Sometimes switching advisors is controversial both in terms of your own work and in terms of the political climate of the department or school.  Consider your own work, which may or may not move with you to the new advisor or department.  It likely won't.  Figure out if you will still have a project, and enough to do in order to graduate with a big dent in the new field.  If there are concerns (and there should be), find someone that doesn't have a stake in the problem, and ask him or her for help.  Someone unbiased can provide valuable advice.  It could be a former instructor, a graduate advisor, or even more senior graduate students.  Some students don't ask for help.  In some places there is no help.  That's where you should turn to other sources: e.g., friends' advisors, family, the Systers mailing list.

How and when do you ask about the author order and/or about presenting the paper?

Talk about it early.  It can change, but know before you invest a ton into a paper how much credit you'll get for the work.  Three possibilities are alphabetical order, percentage of writing done, and switching author orders if you expect more than one publication.

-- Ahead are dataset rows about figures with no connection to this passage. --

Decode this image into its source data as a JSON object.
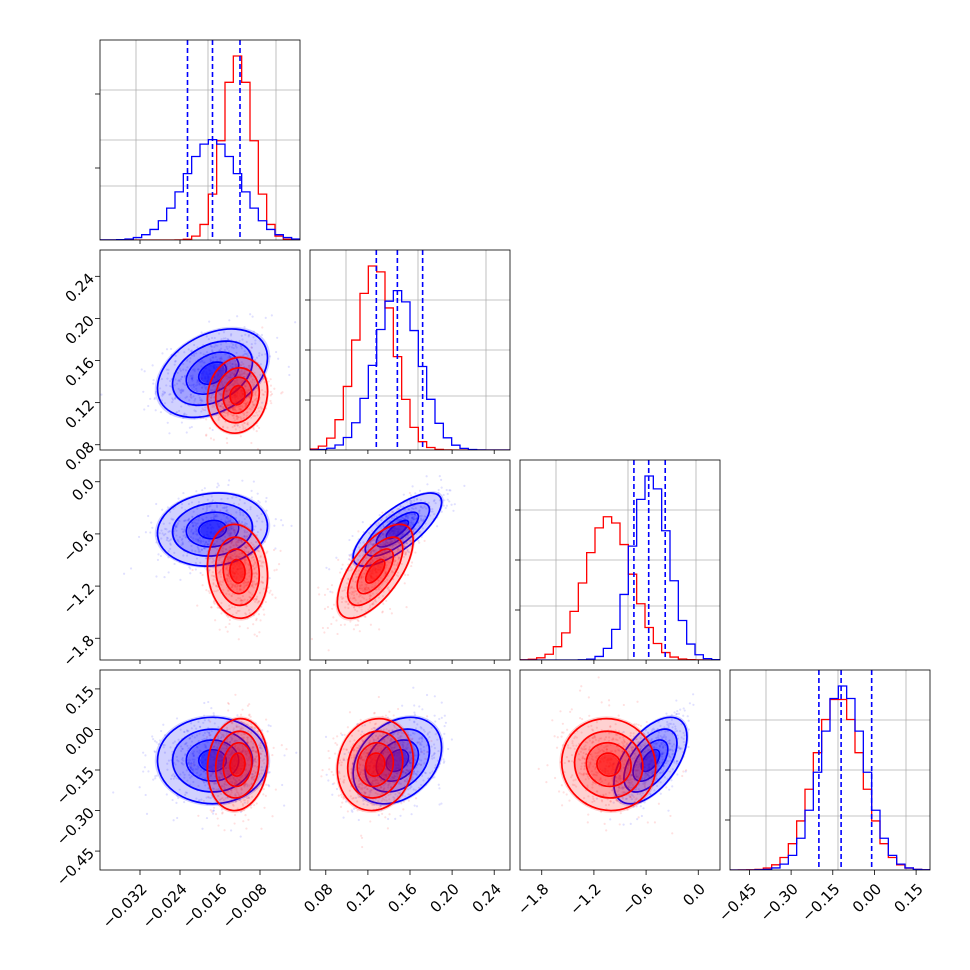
{
  "chart_data": {
    "type": "corner",
    "colors": {
      "model_a": "#0000ff",
      "model_b": "#ff0000",
      "grid": "#b0b0b0"
    },
    "grid": true,
    "parameters": [
      {
        "xlim": [
          -0.04,
          0.0
        ],
        "ylim": [
          0.08,
          0.25
        ],
        "ticks": [
          -0.032,
          -0.024,
          -0.016,
          -0.008
        ],
        "tick_labels": [
          "−0.032",
          "−0.024",
          "−0.016",
          "−0.008"
        ]
      },
      {
        "xlim": [
          0.065,
          0.255
        ],
        "ylim": [
          0.075,
          0.265
        ],
        "ticks": [
          0.08,
          0.12,
          0.16,
          0.2,
          0.24
        ],
        "tick_labels": [
          "0.08",
          "0.12",
          "0.16",
          "0.20",
          "0.24"
        ]
      },
      {
        "xlim": [
          -2.05,
          0.25
        ],
        "ylim": [
          -2.05,
          0.25
        ],
        "ticks": [
          -1.8,
          -1.2,
          -0.6,
          0.0
        ],
        "tick_labels": [
          "−1.8",
          "−1.2",
          "−0.6",
          "0.0"
        ]
      },
      {
        "xlim": [
          -0.52,
          0.2
        ],
        "ylim": [
          -0.52,
          0.22
        ],
        "ticks": [
          -0.45,
          -0.3,
          -0.15,
          0.0,
          0.15
        ],
        "tick_labels": [
          "−0.45",
          "−0.30",
          "−0.15",
          "0.00",
          "0.15"
        ]
      }
    ],
    "series": [
      {
        "color": "#0000ff",
        "mean": [
          -0.0175,
          0.148,
          -0.55,
          -0.115
        ],
        "sd": [
          0.0055,
          0.021,
          0.21,
          0.08
        ],
        "quantiles": [
          [
            -0.0225,
            -0.0175,
            -0.012
          ],
          [
            0.128,
            0.148,
            0.172
          ],
          [
            -0.74,
            -0.57,
            -0.38
          ],
          [
            -0.2,
            -0.12,
            -0.01
          ]
        ],
        "corr": {
          "0-1": 0.35,
          "0-2": 0.1,
          "1-2": 0.75,
          "0-3": 0.0,
          "1-3": 0.3,
          "2-3": 0.55
        }
      },
      {
        "color": "#ff0000",
        "mean": [
          -0.0125,
          0.127,
          -1.03,
          -0.13
        ],
        "sd": [
          0.003,
          0.018,
          0.27,
          0.085
        ],
        "corr": {
          "0-1": 0.1,
          "0-2": -0.1,
          "1-2": 0.65,
          "0-3": 0.1,
          "1-3": 0.1,
          "2-3": -0.05
        }
      }
    ]
  }
}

How do you know what your research contribution is on multi-authored work, and what you can present as your own work?

This is a good question in interviews, so make sure you have a well-reasoned answer: your research is your identity.  The abstract of your dissertation, and your introduction, should make it very clear the different roles.  Co-authored and multi-authored work can become "background" for a dissertation, and some papers never make it into anybody's dissertations.  Think ahead: the part that's yours is the part that you will continue when you graduate. Be scrupulously honest.

My advisor keeps giving me more work, and I want to schedule my dissertation and graduate.

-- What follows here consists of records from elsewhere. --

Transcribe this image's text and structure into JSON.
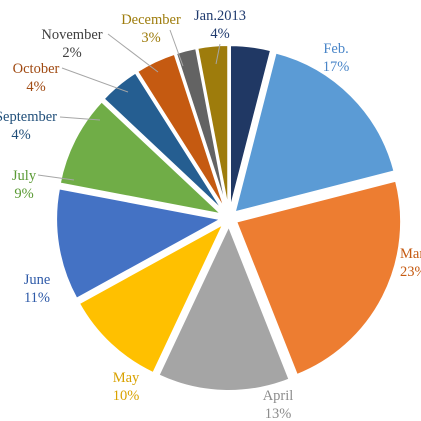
{
  "chart_data": {
    "type": "pie",
    "title": "",
    "slices": [
      {
        "name": "Jan.2013",
        "value": 4,
        "label": "4%",
        "color": "#203864",
        "text_color": "#1f3a6e"
      },
      {
        "name": "Feb.",
        "value": 17,
        "label": "17%",
        "color": "#5b9bd5",
        "text_color": "#4a86c8"
      },
      {
        "name": "March",
        "value": 23,
        "label": "23%",
        "color": "#ed7d31",
        "text_color": "#c55a11"
      },
      {
        "name": "April",
        "value": 13,
        "label": "13%",
        "color": "#a5a5a5",
        "text_color": "#8c8c8c"
      },
      {
        "name": "May",
        "value": 10,
        "label": "10%",
        "color": "#ffc000",
        "text_color": "#d9a200"
      },
      {
        "name": "June",
        "value": 11,
        "label": "11%",
        "color": "#4472c4",
        "text_color": "#2e5aa8"
      },
      {
        "name": "July",
        "value": 9,
        "label": "9%",
        "color": "#70ad47",
        "text_color": "#5a9a34"
      },
      {
        "name": "September",
        "value": 4,
        "label": "4%",
        "color": "#255e91",
        "text_color": "#1f4e79"
      },
      {
        "name": "October",
        "value": 4,
        "label": "4%",
        "color": "#c55a11",
        "text_color": "#a04a12"
      },
      {
        "name": "November",
        "value": 2,
        "label": "2%",
        "color": "#636363",
        "text_color": "#404040"
      },
      {
        "name": "December",
        "value": 3,
        "label": "3%",
        "color": "#9e7c0c",
        "text_color": "#9e7c0c"
      }
    ],
    "labels_outside": true,
    "exploded": true
  }
}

Ask.  Sit down with your advisor(s), and have the conversation.  Don't wait until after you've done the additional work to ask, but ask right then.  Show your credentials: the number of papers you have, your advancement proposal which has been fulfilled, the chapters you've written, etc.  It may the case that you aren't ready to graduate, but it may be that you are.  It may be that you have differences in expectations (e.g., your advisor thinks you want to go to an R1 research institution, but you want to go into industry) which have serious differences in preparation for graduation.  You won't know unless you have that conversation with the advisor.

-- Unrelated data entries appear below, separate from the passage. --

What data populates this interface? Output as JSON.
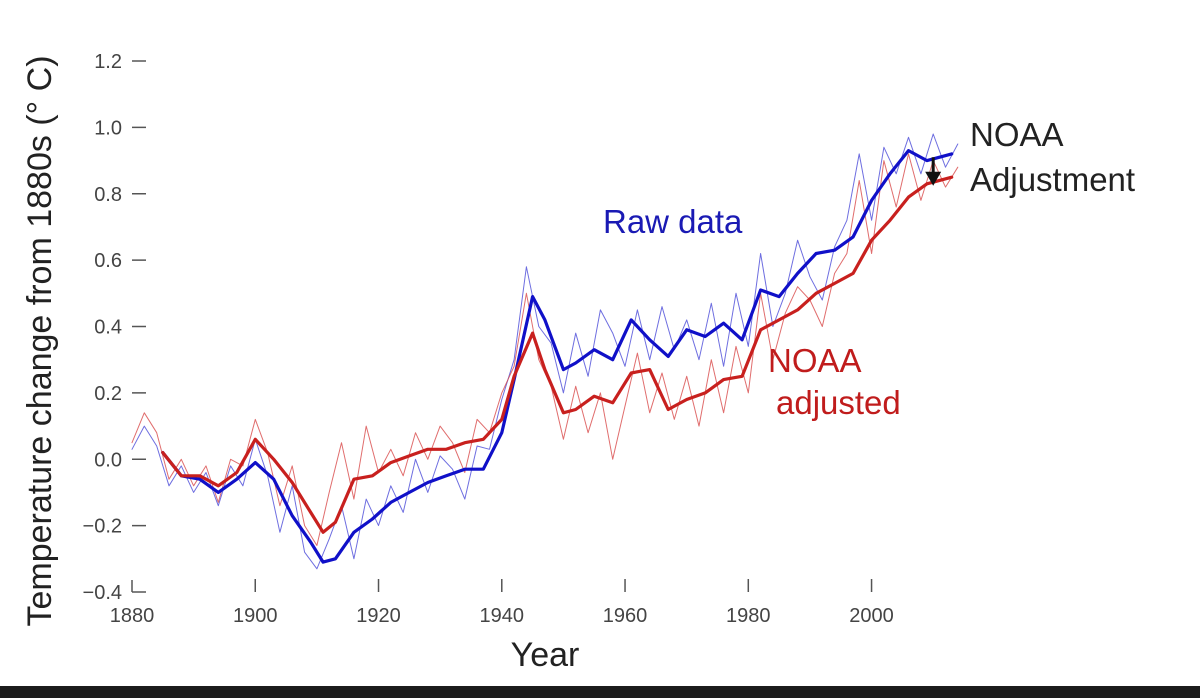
{
  "chart_data": {
    "type": "line",
    "title": "",
    "xlabel": "Year",
    "ylabel": "Temperature change from 1880s (° C)",
    "xlim": [
      1880,
      2015
    ],
    "ylim": [
      -0.4,
      1.2
    ],
    "x_ticks": [
      1880,
      1900,
      1920,
      1940,
      1960,
      1980,
      2000
    ],
    "x_tick_labels": [
      "1880",
      "1900",
      "1920",
      "1940",
      "1960",
      "1980",
      "2000"
    ],
    "y_ticks": [
      -0.4,
      -0.2,
      0.0,
      0.2,
      0.4,
      0.6,
      0.8,
      1.0,
      1.2
    ],
    "y_tick_labels": [
      "−0.4",
      "−0.2",
      "0.0",
      "0.2",
      "0.4",
      "0.6",
      "0.8",
      "1.0",
      "1.2"
    ],
    "series": [
      {
        "name": "Raw data",
        "kind": "smoothed",
        "color": "#1010c8",
        "x": [
          1885,
          1888,
          1891,
          1894,
          1897,
          1900,
          1903,
          1906,
          1909,
          1911,
          1913,
          1916,
          1919,
          1922,
          1925,
          1928,
          1931,
          1934,
          1937,
          1940,
          1942,
          1945,
          1947,
          1950,
          1952,
          1955,
          1958,
          1961,
          1964,
          1967,
          1970,
          1973,
          1976,
          1979,
          1982,
          1985,
          1988,
          1991,
          1994,
          1997,
          2000,
          2003,
          2006,
          2009,
          2013
        ],
        "y": [
          0.02,
          -0.05,
          -0.06,
          -0.1,
          -0.06,
          -0.01,
          -0.06,
          -0.17,
          -0.25,
          -0.31,
          -0.3,
          -0.22,
          -0.18,
          -0.13,
          -0.1,
          -0.07,
          -0.05,
          -0.03,
          -0.03,
          0.08,
          0.24,
          0.49,
          0.42,
          0.27,
          0.29,
          0.33,
          0.3,
          0.42,
          0.36,
          0.31,
          0.39,
          0.37,
          0.41,
          0.36,
          0.51,
          0.49,
          0.56,
          0.62,
          0.63,
          0.67,
          0.78,
          0.86,
          0.93,
          0.9,
          0.92
        ]
      },
      {
        "name": "NOAA adjusted",
        "kind": "smoothed",
        "color": "#c8201e",
        "x": [
          1885,
          1888,
          1891,
          1894,
          1897,
          1900,
          1903,
          1906,
          1909,
          1911,
          1913,
          1916,
          1919,
          1922,
          1925,
          1928,
          1931,
          1934,
          1937,
          1940,
          1942,
          1945,
          1947,
          1950,
          1952,
          1955,
          1958,
          1961,
          1964,
          1967,
          1970,
          1973,
          1976,
          1979,
          1982,
          1985,
          1988,
          1991,
          1994,
          1997,
          2000,
          2003,
          2006,
          2009,
          2013
        ],
        "y": [
          0.02,
          -0.05,
          -0.05,
          -0.08,
          -0.04,
          0.06,
          0.0,
          -0.07,
          -0.16,
          -0.22,
          -0.19,
          -0.06,
          -0.05,
          -0.01,
          0.01,
          0.03,
          0.03,
          0.05,
          0.06,
          0.12,
          0.25,
          0.38,
          0.27,
          0.14,
          0.15,
          0.19,
          0.17,
          0.26,
          0.27,
          0.15,
          0.18,
          0.2,
          0.24,
          0.25,
          0.39,
          0.42,
          0.45,
          0.5,
          0.53,
          0.56,
          0.66,
          0.72,
          0.79,
          0.83,
          0.85
        ]
      },
      {
        "name": "Raw data (annual)",
        "kind": "annual",
        "color": "#4a4ad8",
        "x": [
          1880,
          1882,
          1884,
          1886,
          1888,
          1890,
          1892,
          1894,
          1896,
          1898,
          1900,
          1902,
          1904,
          1906,
          1908,
          1910,
          1912,
          1914,
          1916,
          1918,
          1920,
          1922,
          1924,
          1926,
          1928,
          1930,
          1932,
          1934,
          1936,
          1938,
          1940,
          1942,
          1944,
          1946,
          1948,
          1950,
          1952,
          1954,
          1956,
          1958,
          1960,
          1962,
          1964,
          1966,
          1968,
          1970,
          1972,
          1974,
          1976,
          1978,
          1980,
          1982,
          1984,
          1986,
          1988,
          1990,
          1992,
          1994,
          1996,
          1998,
          2000,
          2002,
          2004,
          2006,
          2008,
          2010,
          2012,
          2014
        ],
        "y": [
          0.03,
          0.1,
          0.04,
          -0.08,
          -0.02,
          -0.1,
          -0.04,
          -0.14,
          -0.02,
          -0.08,
          0.06,
          -0.05,
          -0.22,
          -0.08,
          -0.28,
          -0.33,
          -0.24,
          -0.14,
          -0.3,
          -0.12,
          -0.2,
          -0.08,
          -0.16,
          0.0,
          -0.1,
          0.01,
          -0.03,
          -0.12,
          0.04,
          0.03,
          0.18,
          0.3,
          0.58,
          0.4,
          0.35,
          0.2,
          0.38,
          0.25,
          0.45,
          0.38,
          0.28,
          0.45,
          0.3,
          0.46,
          0.33,
          0.42,
          0.3,
          0.47,
          0.28,
          0.5,
          0.34,
          0.62,
          0.4,
          0.5,
          0.66,
          0.55,
          0.48,
          0.64,
          0.72,
          0.92,
          0.72,
          0.94,
          0.86,
          0.97,
          0.86,
          0.98,
          0.88,
          0.95
        ]
      },
      {
        "name": "NOAA adjusted (annual)",
        "kind": "annual",
        "color": "#d84848",
        "x": [
          1880,
          1882,
          1884,
          1886,
          1888,
          1890,
          1892,
          1894,
          1896,
          1898,
          1900,
          1902,
          1904,
          1906,
          1908,
          1910,
          1912,
          1914,
          1916,
          1918,
          1920,
          1922,
          1924,
          1926,
          1928,
          1930,
          1932,
          1934,
          1936,
          1938,
          1940,
          1942,
          1944,
          1946,
          1948,
          1950,
          1952,
          1954,
          1956,
          1958,
          1960,
          1962,
          1964,
          1966,
          1968,
          1970,
          1972,
          1974,
          1976,
          1978,
          1980,
          1982,
          1984,
          1986,
          1988,
          1990,
          1992,
          1994,
          1996,
          1998,
          2000,
          2002,
          2004,
          2006,
          2008,
          2010,
          2012,
          2014
        ],
        "y": [
          0.05,
          0.14,
          0.08,
          -0.06,
          0.0,
          -0.08,
          -0.02,
          -0.13,
          0.0,
          -0.02,
          0.12,
          0.02,
          -0.14,
          -0.02,
          -0.2,
          -0.26,
          -0.1,
          0.05,
          -0.12,
          0.1,
          -0.04,
          0.03,
          -0.05,
          0.08,
          0.0,
          0.1,
          0.05,
          -0.04,
          0.12,
          0.08,
          0.2,
          0.28,
          0.5,
          0.3,
          0.22,
          0.06,
          0.22,
          0.08,
          0.2,
          0.0,
          0.16,
          0.32,
          0.14,
          0.26,
          0.12,
          0.25,
          0.1,
          0.3,
          0.14,
          0.34,
          0.2,
          0.5,
          0.3,
          0.44,
          0.52,
          0.48,
          0.4,
          0.56,
          0.62,
          0.84,
          0.62,
          0.9,
          0.76,
          0.92,
          0.78,
          0.9,
          0.82,
          0.88
        ]
      }
    ],
    "annotations": [
      {
        "name": "raw-data-label",
        "text": "Raw data",
        "color": "#1a1ab4"
      },
      {
        "name": "noaa-adjusted-label-line1",
        "text": "NOAA",
        "color": "#c01c1c"
      },
      {
        "name": "noaa-adjusted-label-line2",
        "text": "adjusted",
        "color": "#c01c1c"
      },
      {
        "name": "noaa-adjustment-label-line1",
        "text": "NOAA",
        "color": "#222222"
      },
      {
        "name": "noaa-adjustment-label-line2",
        "text": "Adjustment",
        "color": "#222222"
      }
    ],
    "adjustment_arrow": {
      "year": 2010,
      "from": 0.91,
      "to": 0.83
    },
    "grid": false
  }
}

What if my committee doesn't think I'm ready, but my advisor does?

Your advisor is your advocate.  He or she needs to convince the committee that you're ready.  There are no hard-and-fast rules to follow: you may want to look for a mentor for an outside, unbiased opinion.

What if my advisor is a total jerk? (This question was truncated and summarized.)

Find someone that can advocate for you.  Go to the other faculty.  But don't go straight to the dean, going over the head of the senior faculty and department chair, because this can cause bad feelings and really burn bridges.  Learn about what's possible in your university and what resources you have.  Sometimes it takes intervention for your advisor to do change; sometimes you have to switch departments and get your work to count toward your new affiliation.  But get support from the senior people in the school that have influence. 

What if my advisor lost his or her funding, and has no more money?

Understand that this could very well be true: the faculty member may have thought he had secured money but the money didn't come through; he or she could have overanalyzed the financial possibilities for the quarter or the year.  Sometimes the money just disappears, such as with government contracts.  It is embarrassing to the advisor, especially when the advisor had already made plans on the money (such as by promising you funding).  Consider going to the chair or graduate director.  Take up a TAship, teach a summer class, or find other sources of funding around your department or even in a different department.

How do you transition from being a student to being an advisor?

First you have to find a job in a supportive environment.  Attend the CRA-W workshop for junior faculty in which they teach you how to be a good mentor and advisor.  Have a mentor in the department that you join, that can help you along.  Don't do it as trial an error, one student at a time. As a graduate student you can work with undergraduates in the summer on collaborative projects, and practice advising and mentoring.